Now , calculating the surface area :

$\sf S.A \: of \: cuboid = 2(8 \times 4+ 8 \times 2 + 4 \times 2) \\ \\ \sf \implies S.A \: of \: cuboid = 2(32 + 16 + 8) \\ \\ \sf \implies S.A \: of \: cuboid =2 \times 56 \\ \\ \sf \implies S.A \: of \: cuboid = 112m {}^{2}$

Ther , required surface area of the cuboid is 112m²

Answer 2

$\large\bf Given:-$

• The length of cuboid is two times it's breadth.

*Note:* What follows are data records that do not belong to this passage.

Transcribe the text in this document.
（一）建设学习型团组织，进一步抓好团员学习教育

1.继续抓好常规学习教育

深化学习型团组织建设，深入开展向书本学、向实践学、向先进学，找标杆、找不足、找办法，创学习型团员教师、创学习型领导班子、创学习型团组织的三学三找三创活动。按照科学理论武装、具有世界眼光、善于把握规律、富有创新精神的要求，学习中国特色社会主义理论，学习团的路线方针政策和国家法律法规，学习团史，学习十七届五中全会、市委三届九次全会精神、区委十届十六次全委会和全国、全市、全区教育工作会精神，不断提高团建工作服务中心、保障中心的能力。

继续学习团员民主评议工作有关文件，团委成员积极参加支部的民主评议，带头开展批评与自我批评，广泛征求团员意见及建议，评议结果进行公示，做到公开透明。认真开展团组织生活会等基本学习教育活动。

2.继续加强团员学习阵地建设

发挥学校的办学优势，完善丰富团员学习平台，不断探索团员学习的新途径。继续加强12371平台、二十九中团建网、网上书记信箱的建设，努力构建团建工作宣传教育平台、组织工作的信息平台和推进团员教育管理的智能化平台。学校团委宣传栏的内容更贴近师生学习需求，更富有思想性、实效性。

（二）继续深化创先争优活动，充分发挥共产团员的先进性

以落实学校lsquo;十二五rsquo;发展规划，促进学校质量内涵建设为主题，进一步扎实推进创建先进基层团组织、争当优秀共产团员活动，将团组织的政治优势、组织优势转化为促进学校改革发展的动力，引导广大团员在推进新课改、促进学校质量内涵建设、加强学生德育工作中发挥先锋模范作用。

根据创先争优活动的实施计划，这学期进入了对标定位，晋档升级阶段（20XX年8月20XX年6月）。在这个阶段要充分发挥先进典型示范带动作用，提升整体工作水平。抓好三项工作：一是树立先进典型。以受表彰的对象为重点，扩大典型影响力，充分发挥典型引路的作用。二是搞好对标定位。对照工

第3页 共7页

• The length of cuboid is four times it's height.

• Volume of cuboid = 64m³

$\large\bf To\:Find$

• The total surface area of the cuboid

$\large \bf Solution$

Let the length of the cuboid be x

Given length is 2 times its breadth

$\rm\implies l = 2b$

$\rm\implies b = \dfrac{l}{2}$

$\rm\implies b = \dfrac{x}{2}$

Given, length is 4 times its height

$\rm\implies l = 4h$

$\rm\implies h = \dfrac{l}{4}$

$\rm\implies h = \dfrac{x}{4}$

Volume of cuboid = l × b × h = 64cm³

$\rm\implies x \times \dfrac{x}{2} \times \dfrac{x}{4} = 64$

$\rm\implies \dfrac{ { \: \: x}^{3} }{8} = 64$

$\rm\implies { { \: \: x}^{3} } = 64 \times 8$

$\rm\implies { { \: \: x}^{3} } = 512$

$\rm\implies x = \sqrt[3]{512}$

$\rm\implies x = 8$

$\rm Length = x = 8m$

$\rm Breadth = \dfrac{x}{2} = \dfrac{8}{2} = 4m$

$\rm height= \dfrac{x}{4} = \dfrac{8}{4} = 2m$

Now;

Surface area of cuboid = 2(lb + bh + hl)

$\rm \longrightarrow2 \{(8 \times 4 )+ (4 \times 2) + (2 \times 8) \}$

$\rm \longrightarrow2 (32+ 8+ 16)$

$\rm \longrightarrow2 (56)$

$\rm \longrightarrow112$

Therefore:-

$\boxed{ \bf \therefore Surface \: area \: of \: cuboid \: = 112 {m}^{2} }$